Speaking of Bench Memos, Cornerites should read the invaluable Matt Franck’s memo from yesterday, assessing this situation. It homes in on what is most outrageous about the Kennedy decision. As I mention above, the “consensus” that was not really a consensus was a major premise of the ruling. It was not the only major premise. Matt elaborates (italics mine):
The citation of what legislatures have and haven’t done is just window dressing for the real ground of decision in these Eighth Amendment “evolving standards of decency” cases—namely, the impulses of the justices themselves. As Justice Kennedy put it, “objective evidence of contemporary values . . . does not end our inquiry. . . . We turn, then, to . . . our own understanding of the Constitution and the rights it secures.”
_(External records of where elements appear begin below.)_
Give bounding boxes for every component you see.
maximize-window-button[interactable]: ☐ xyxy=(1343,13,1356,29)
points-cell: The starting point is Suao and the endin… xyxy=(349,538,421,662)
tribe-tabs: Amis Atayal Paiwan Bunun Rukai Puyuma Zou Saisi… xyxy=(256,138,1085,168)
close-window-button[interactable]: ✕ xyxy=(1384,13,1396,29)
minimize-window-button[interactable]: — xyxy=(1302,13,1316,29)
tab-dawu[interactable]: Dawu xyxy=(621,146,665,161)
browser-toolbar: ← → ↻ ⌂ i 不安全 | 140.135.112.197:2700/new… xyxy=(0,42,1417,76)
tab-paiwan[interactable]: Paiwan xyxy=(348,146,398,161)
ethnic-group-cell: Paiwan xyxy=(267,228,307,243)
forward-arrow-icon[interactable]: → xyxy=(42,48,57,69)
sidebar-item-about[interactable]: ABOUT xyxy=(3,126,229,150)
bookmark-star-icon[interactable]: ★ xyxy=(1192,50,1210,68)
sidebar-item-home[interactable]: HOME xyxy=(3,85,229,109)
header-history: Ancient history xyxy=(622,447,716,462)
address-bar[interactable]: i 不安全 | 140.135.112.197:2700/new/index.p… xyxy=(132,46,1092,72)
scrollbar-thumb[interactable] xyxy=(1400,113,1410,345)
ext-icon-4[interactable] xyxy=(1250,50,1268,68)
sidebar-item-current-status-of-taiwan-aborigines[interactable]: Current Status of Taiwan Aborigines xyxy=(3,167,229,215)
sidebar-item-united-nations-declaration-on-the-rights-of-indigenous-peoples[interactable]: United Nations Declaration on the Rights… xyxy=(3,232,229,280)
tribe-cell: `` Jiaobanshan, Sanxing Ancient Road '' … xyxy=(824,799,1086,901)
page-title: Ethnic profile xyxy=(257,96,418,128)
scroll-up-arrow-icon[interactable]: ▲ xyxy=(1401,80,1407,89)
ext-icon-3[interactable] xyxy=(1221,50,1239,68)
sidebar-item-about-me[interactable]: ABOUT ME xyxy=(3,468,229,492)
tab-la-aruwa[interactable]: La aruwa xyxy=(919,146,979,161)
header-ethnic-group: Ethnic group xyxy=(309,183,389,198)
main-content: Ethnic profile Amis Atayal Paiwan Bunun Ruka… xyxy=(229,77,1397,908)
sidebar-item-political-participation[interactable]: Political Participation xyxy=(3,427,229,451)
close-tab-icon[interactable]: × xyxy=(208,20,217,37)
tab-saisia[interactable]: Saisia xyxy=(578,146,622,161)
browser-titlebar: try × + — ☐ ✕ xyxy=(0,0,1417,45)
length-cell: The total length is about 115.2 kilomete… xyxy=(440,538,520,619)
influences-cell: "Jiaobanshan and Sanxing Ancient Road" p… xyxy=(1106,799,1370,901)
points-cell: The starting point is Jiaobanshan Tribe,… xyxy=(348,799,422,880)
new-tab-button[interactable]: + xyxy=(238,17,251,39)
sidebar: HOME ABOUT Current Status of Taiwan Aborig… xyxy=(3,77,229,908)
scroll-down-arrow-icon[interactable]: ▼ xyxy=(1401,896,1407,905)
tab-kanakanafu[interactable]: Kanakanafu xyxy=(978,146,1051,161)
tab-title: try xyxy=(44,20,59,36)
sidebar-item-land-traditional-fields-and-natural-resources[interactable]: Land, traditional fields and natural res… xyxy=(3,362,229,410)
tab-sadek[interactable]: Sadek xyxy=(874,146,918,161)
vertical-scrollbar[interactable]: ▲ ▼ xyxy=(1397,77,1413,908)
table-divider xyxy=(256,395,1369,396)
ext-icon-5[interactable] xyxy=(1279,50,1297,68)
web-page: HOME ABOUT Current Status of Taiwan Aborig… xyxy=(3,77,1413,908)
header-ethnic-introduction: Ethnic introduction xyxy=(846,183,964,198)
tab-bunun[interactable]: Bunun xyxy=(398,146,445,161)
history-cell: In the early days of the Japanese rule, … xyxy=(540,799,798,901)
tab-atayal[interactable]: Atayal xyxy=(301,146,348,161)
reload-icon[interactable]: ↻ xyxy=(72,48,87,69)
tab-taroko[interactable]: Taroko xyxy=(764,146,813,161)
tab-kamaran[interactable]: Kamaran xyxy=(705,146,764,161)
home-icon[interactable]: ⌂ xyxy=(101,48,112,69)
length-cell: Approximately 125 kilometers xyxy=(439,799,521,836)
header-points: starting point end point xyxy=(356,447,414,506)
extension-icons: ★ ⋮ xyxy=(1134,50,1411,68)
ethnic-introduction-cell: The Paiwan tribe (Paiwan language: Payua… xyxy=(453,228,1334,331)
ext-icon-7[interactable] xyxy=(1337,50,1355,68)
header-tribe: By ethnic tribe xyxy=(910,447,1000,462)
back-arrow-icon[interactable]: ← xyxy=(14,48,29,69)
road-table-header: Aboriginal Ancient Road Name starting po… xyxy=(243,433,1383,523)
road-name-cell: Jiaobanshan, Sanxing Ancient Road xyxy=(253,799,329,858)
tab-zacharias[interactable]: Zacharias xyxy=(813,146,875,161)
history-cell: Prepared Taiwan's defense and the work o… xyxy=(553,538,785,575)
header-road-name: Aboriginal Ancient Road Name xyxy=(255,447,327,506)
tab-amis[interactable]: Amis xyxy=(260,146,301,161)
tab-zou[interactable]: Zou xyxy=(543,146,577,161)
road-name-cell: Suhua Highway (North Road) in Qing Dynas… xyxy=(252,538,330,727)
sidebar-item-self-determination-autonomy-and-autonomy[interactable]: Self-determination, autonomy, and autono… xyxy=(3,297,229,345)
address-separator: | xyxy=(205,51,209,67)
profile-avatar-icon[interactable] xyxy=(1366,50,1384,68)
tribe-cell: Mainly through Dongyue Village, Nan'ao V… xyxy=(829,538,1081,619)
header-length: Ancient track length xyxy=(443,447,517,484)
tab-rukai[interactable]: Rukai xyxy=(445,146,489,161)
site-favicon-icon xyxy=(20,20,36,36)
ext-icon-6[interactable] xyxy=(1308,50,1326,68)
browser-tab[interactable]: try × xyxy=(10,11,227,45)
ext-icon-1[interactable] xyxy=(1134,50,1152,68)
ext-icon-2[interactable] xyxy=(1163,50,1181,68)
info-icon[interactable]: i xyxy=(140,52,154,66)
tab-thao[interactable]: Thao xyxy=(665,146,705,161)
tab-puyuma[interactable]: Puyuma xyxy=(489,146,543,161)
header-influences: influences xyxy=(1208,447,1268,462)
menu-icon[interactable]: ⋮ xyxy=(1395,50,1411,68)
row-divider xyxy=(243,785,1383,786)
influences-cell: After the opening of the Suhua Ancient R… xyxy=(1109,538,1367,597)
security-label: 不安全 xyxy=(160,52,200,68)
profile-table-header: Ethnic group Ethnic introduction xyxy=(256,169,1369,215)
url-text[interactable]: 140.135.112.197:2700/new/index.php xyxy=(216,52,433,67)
That’s the nub of it. The democratic choices of the people of a state, or of the country, are being brushed aside on nothing more than the say-so of five lawyers based on their “own understanding of the Constitution.” For my money, it would be worth moving for rehearing simply to demonstrate that the emperor has no clothes. There is no consensus, so let’s see if the five justices are actually willing to tell the people of Louisiana, much the way a parent tells a five-year-old who keeps asking why, “Because we said so.”
UPDATE: I’ve heard from Brothers Whelan (who weighed in from vacation) and Franck (who has a new Bench Memo regarding the latest developments). Both believe it would take the votes of five justices to rehear a case — in contrast to the four required to hear a case on certiorari review. Assuming, as I do, that this is correct, I don’t see Justice Kennedy or one of those who joined his opinion (Justices Stevens, Souter, Ginsburg or Breyer) admitting there should be a reconsideration of what they have wrought.